Covenant: The New Politics of Home, Neighbourhood and Nation
- Author: Danny Kruger
- Language: English
- Subjects: Political philosophy; History;
- Publisher: Forum Press
- Publication date: 7 September 2023
- Publication place: United Kingdom
- Media type: Print, digital, audiobook
- Pages: 192 (hardcover) 144 (ebook)
- ISBN: 978-1800752115 978-1800752115

= Covenant: The New Politics of Home, Neighbourhood and Nation =

2023 book by Danny Kruger

Covenant: The New Politics of Home, Neighbourhood and Nation is a book by British politician Danny Kruger, published in 2023. The book presents Kruger's vision for a renewed social contract in the United Kingdom, emphasizing the importance of community, localism, and national identity. Drawing from his experiences as a Member of Parliament and advisor to various political figures, Kruger advocates for policies that strengthen the bonds between individuals and their communities. He critiques modern liberalism and individualism, arguing that they have eroded social cohesion and contributed to societal fragmentation.

Kruger proposes a "covenant" approach, which he defines as a commitment to mutual responsibility and shared values among citizens. This approach seeks to balance personal freedom with social duty, advocating for policies that support family life, local economies, and civic institutions. Throughout the book, Kruger discusses practical measures to foster a sense of belonging and purpose, such as reforming welfare systems, empowering local governance, and promoting national pride.

== Critical reception ==
The book received generally positive reviews from critics, with praise being directed towards the Kruger's analysis of Britain's social ills, with some criticism that the book does not adequately propose practical solutions to the problems diagnosed. The New Statesman has noted the influence of Communitarian philosopher Alasdair MacIntyre, theologian John Milbank, and conservative philosopher Roger Scruton on the book's themes and ideas.
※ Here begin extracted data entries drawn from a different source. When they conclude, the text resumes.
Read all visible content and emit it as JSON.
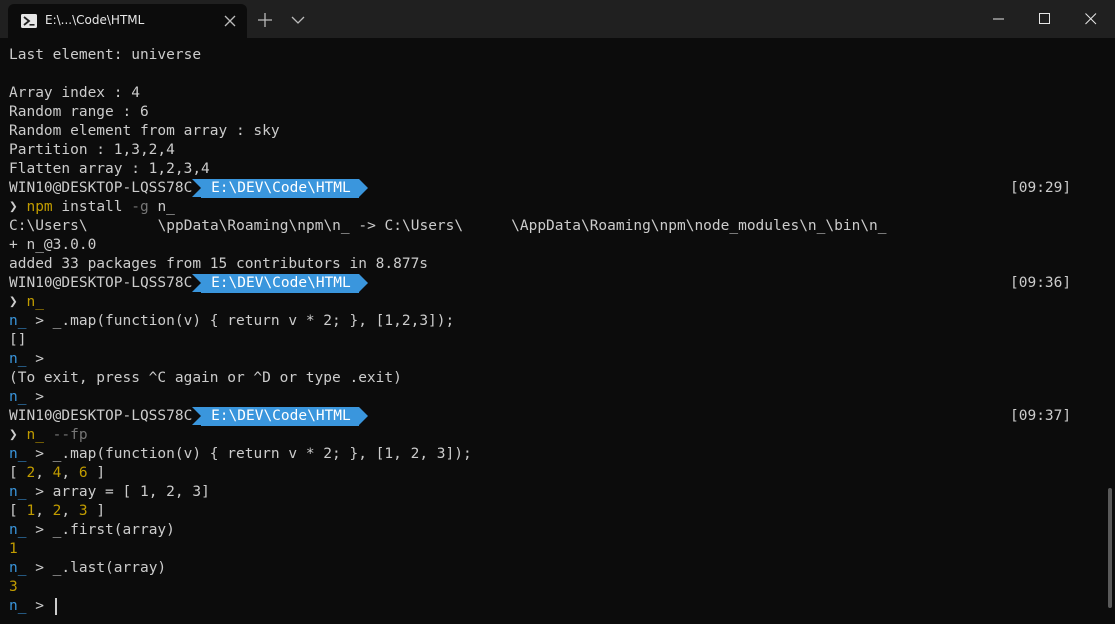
{
  "tab": {
    "title": "E:\\...\\Code\\HTML"
  },
  "lines": {
    "l0": "Last element: universe",
    "l1": "Array index : 4",
    "l2": "Random range : 6",
    "l3": "Random element from array : sky",
    "l4": "Partition : 1,3,2,4",
    "l5": "Flatten array : 1,2,3,4",
    "prompt1_user": "WIN10@DESKTOP-LQSS78C",
    "prompt1_path": "E:\\DEV\\Code\\HTML",
    "prompt1_time": "[09:29]",
    "cmd1_npm": "npm",
    "cmd1_rest1": "install ",
    "cmd1_flag": "-g",
    "cmd1_rest2": " n_",
    "l_link_a": "C:\\Users\\",
    "l_link_b": "\\ppData\\Roaming\\npm\\n_ -> C:\\Users\\",
    "l_link_c": "\\AppData\\Roaming\\npm\\node_modules\\n_\\bin\\n_",
    "l_ver": "+ n_@3.0.0",
    "l_added": "added 33 packages from 15 contributors in 8.877s",
    "prompt2_user": "WIN10@DESKTOP-LQSS78C",
    "prompt2_path": "E:\\DEV\\Code\\HTML",
    "prompt2_time": "[09:36]",
    "cmd2": "n_",
    "repl_prompt": "n_",
    "repl_gt": " > ",
    "r1_expr": "_.map(function(v) { return v * 2; }, [1,2,3]);",
    "r1_out": "[]",
    "r3_exit": "(To exit, press ^C again or ^D or type .exit)",
    "prompt3_user": "WIN10@DESKTOP-LQSS78C",
    "prompt3_path": "E:\\DEV\\Code\\HTML",
    "prompt3_time": "[09:37]",
    "cmd3": "n_",
    "cmd3_flag": " --fp",
    "r4_expr": "_.map(function(v) { return v * 2; }, [1, 2, 3]);",
    "r4_out_a": "[ ",
    "r4_out_n1": "2",
    "r4_out_n2": "4",
    "r4_out_n3": "6",
    "r4_out_end": " ]",
    "comma": ", ",
    "r5_expr": "array = [ 1, 2, 3]",
    "r5_out_n1": "1",
    "r5_out_n2": "2",
    "r5_out_n3": "3",
    "r6_expr": "_.first(array)",
    "r6_out": "1",
    "r7_expr": "_.last(array)",
    "r7_out": "3",
    "prompt_chevron": "❯"
  }
}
The Sunday Times Charlotte Ivers wrote that "Against a backdrop of boring and technocratic politics, it is uplifting to see a frontline politician setting out a vision of such scope and ideological coherence. Covenant is both persuasively argued and elegant to read, something that can’t be said for many politicians’ offerings. But could it be implemented?" The Daily Telegraph's Charles Moore praised the book as "valuable for identifying the root of so much unhappiness about Britain today. He thinks hard about what people really want. He organises his thought around the simple things for individual, family, and nation – 'somewhere to live, something to do and someone to love'." The Critic also praised the book, concluding in its review that the book is "an eloquent and learned account of why Conservatives should hope they win next time. It’s a glorious roar against the “long defeat” the complacent party is facing. Kruger demolishes the social contract for not summing up custom but instead being a mere idea. Love, life, death and sex are in this book: I’d pay actual money for it." Salma Shah, writing for PoliticsHome, was more critical, writing that "Whilst his diagnosis of the problems of the state is prescient, with criticisms of local government “cliques and cabals” unable to engage people in their local decisions, it lacks any clear pathway to rectifying them. The book is good at pointing out what is not working in the social contract but provides little on how to fix it." Premier Christianity praised the book for calling for a reintroduction of Judeo-Christian ethics into government policy.